Some semblance of understanding may lie in the psychology of C.G. Jung. He stresses the existence of a conflict of opposites, or enantiodromia. This is a term Heraclitus used to describe the endless to and fro process of the eternal flux. The opposites are at war with each other, but in this conflict there is harmony, for both positive and negative need one another. Jung based his theory of compensation on this principle, claiming that the conscious attitude, at times, must be balanced by gaining awareness of certain unconscious processes. According to Jung, “Just as all energy proceeds from opposition, so the psyche too possesses its inner polarity, this being the indispensable prerequisite for its aliveness, as Heraclitus realized long ago” (Jung 346).

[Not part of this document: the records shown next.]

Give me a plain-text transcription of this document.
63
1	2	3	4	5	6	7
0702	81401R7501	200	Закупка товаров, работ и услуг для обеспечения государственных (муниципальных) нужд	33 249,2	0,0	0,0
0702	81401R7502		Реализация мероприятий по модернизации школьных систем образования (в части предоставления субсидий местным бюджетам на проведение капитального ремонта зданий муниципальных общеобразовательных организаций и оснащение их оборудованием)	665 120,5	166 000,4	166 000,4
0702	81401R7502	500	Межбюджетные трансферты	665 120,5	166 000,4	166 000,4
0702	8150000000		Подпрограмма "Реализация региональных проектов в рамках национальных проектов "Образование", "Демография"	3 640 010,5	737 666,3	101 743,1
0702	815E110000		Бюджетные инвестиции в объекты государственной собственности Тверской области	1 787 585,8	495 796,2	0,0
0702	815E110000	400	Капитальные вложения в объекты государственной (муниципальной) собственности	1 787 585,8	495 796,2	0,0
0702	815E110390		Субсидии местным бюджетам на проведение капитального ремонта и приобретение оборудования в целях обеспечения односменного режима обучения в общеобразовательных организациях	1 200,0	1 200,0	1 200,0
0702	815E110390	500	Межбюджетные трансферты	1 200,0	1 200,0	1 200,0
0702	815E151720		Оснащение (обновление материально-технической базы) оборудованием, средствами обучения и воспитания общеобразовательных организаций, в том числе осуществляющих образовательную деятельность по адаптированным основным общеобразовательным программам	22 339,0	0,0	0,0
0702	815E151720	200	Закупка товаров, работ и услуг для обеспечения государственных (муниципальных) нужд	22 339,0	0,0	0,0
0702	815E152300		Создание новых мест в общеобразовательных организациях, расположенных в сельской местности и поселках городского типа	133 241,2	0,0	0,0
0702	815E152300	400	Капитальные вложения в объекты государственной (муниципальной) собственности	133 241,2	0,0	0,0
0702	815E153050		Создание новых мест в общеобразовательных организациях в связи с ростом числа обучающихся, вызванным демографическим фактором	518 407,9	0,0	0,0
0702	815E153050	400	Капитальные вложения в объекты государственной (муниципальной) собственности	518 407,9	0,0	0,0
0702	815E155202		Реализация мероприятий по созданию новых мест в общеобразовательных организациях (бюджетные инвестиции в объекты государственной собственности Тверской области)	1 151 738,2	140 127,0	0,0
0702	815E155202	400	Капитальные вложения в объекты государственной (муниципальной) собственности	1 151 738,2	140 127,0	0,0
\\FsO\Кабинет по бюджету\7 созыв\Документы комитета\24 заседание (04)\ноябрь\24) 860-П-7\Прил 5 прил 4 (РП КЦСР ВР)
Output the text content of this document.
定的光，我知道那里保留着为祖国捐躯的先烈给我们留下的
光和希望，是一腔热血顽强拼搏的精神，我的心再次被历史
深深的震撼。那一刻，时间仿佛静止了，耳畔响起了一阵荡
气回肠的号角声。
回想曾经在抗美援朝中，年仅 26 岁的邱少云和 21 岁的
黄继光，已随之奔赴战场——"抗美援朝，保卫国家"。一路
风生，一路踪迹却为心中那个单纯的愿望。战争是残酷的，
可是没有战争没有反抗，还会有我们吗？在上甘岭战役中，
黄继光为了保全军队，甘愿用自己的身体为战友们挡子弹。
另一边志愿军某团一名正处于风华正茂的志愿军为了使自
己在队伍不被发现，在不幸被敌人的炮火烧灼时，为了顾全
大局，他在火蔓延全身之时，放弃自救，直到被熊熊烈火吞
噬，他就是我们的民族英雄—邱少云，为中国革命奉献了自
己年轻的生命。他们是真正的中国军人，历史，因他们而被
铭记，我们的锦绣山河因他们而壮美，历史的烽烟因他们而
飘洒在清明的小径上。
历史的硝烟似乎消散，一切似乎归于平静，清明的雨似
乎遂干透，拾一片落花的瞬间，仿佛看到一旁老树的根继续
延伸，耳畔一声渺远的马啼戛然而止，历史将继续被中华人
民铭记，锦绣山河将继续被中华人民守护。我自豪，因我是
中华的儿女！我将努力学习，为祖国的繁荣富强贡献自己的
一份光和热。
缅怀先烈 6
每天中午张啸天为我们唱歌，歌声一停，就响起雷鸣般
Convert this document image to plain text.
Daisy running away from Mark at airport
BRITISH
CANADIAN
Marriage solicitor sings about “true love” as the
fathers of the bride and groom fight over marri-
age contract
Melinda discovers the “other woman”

It seems that Heraclitus’ teaching does not consider success any better than failure, good any better than evil, prosperity any better than poverty, etc. In the linear view, good is at one pole, evil at the other. The cyclical view, however, holds that the same reality, in this case good/evil (for want of a better term) is constantly shifting between different faces. It’s like the Jeckyll-Hyde story. How would we know what good is like if we did not have evil to complement it and compare it with? How can we know how pleasant life is until we have allowed room for our angst, our fears, and the inevitability of our own death? It seems that Heraclitus is teaching a complementarity of Being. As above, so below.

Works Cited

Jung, C.G. Memories, Dreams, and Reflections. New York: Vintage, 1965.

Wheelwright, Philip. The Presocratics. Indianapolis: ITT, 1966.